Défendre le vivre ensemble, l’unité nationale et la démocratie est un devoir citoyen. Durant des siècles, Juifs, Chrétiens et Musulmans ont vécu ensemble. Le vivre ensemble est large et la citoyenneté prime. Il englobe la vie sociale et concerne l’être commun. Les musulmans, pour aboutir à une nouvelle civilisation moderne, reposent la question de la Transcendance.

Ils savent que la foi et la pratique religieuse bien comprises ne sont pas un obstacle au vivre ensemble sécularisé. Elles ont pour but d’humaniser, d’éduquer, de purifier les cœurs, pour s’élever et permettre de se réaliser intérieurement sous le regard divin. Cela est incompris autant par les croyants rigoristes et fermés que par les agnostiques dogmatiques.

Dans la cité, le vivre ensemble signifie le respect des valeurs communes qui lient les citoyens et le respect du droit à la différence. Cela veut dire la convivialité, le partage et la solidarité. Cela s’apprend et se forge sur la base de l’éducation, du dialogue, de la diffusion de la culture de la paix, de l‘égalité des droits et des devoirs et la prévention et le règlement pacifique des conflits par le compromis intelligent.

Dénoncer les extrémismes

Les musulmans européens dénoncent les extrémismes, mais une partie de leurs concitoyens considère que leur dénonciation n’est pas assez forte. Reste à lui donner la parole et s’appuyer sur des cadres religieux et culturels crédibles. Le musulman est au centre de polémiques et prend la figure du dissident, méconnu, déformé et incompris. Il est confronté au radicalisme et à l’islamophobie, qui sont anti-démocratiques.

Les musulmans européens inventent de nouveaux comportements ou compromis et ils participent à la production de normes communes à la société. Malgré des difficultés et parfois des signes de repli, ils font plutôt preuve de maturité et d’imagination en distinguant entre texte et contexte, entre valeurs constantes et celles évolutives. Cependant des problèmes et questions qui fâchent subsistent, liés à la difficulté de la gestion du fait cultuel et des comportements crispés. Ils doivent être réglés par le débat au sein de la communauté.
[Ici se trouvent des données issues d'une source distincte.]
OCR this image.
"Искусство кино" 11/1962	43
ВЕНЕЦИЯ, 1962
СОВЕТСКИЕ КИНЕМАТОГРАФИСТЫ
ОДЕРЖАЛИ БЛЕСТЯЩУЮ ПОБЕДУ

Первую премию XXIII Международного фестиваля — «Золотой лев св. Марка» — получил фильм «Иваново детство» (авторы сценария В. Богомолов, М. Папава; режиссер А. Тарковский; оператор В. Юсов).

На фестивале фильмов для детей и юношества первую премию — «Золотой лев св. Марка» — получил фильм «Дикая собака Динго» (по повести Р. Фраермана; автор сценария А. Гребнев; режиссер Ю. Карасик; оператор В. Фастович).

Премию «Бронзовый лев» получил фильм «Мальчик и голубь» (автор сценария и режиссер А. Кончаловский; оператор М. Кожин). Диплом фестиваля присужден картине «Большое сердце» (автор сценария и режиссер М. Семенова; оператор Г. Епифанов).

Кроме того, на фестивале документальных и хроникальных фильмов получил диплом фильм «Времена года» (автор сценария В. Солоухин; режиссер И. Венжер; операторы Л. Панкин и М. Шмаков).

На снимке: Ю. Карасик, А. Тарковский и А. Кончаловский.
Ces « nouveaux » venus et plus encore leurs descendants se sentent européens et le prouvent. Tout en restant attachés au patrimoine culturel de leur pays d’origine, ils sont intégrés et loyaux à la Nation où ils vivent. Il n’y a aucune contradiction, bien au contraire, c’est une richesse. Mais des comportements déviants sont aussi visibles.

Une partie se sent discriminée, alors que les musulmans se savent des descendants de dizaines de milliers de musulmans héros morts pour la France pendant la Première et Deuxième Guerre mondiale. Ils respectent le Récit national qui lie les composantes de la Nation et sont imprégnés de l’Histoire et de la mémoire du pays dont ils sont citoyens ou résidents. L’Europe est hyper-sécularisée. Elle est à l’avant-garde de l’enjeu démocratique, souvent accueillante, parfois fermée, mais diverse par l’apport de l’immigration.

Les musulmans, comme tous les citoyens conscients et dignes, aiment la démocratie. Il la revendique. L’islam ne s’y oppose pas, au contraire il l’exige. Les citoyens de confession musulmane en Europe, sont attachés à la laïcité ouverte, à la culture de la paix, à la liberté de culte et de pensée. Ils aspirent à la symbiose entre l’ancien et le nouveau.

La terminologie n’est pas innocente, faisons attention aux mots, évitons les amalgames. L’interconnaissance est la condition de la coexistence. L’ignorance est une des causes des problèmes. Les programmes éducatifs, les médias et les politiques ne parlent pas comme il se devrait du vivre ensemble. Reste à corriger les postures des musulmans déviants.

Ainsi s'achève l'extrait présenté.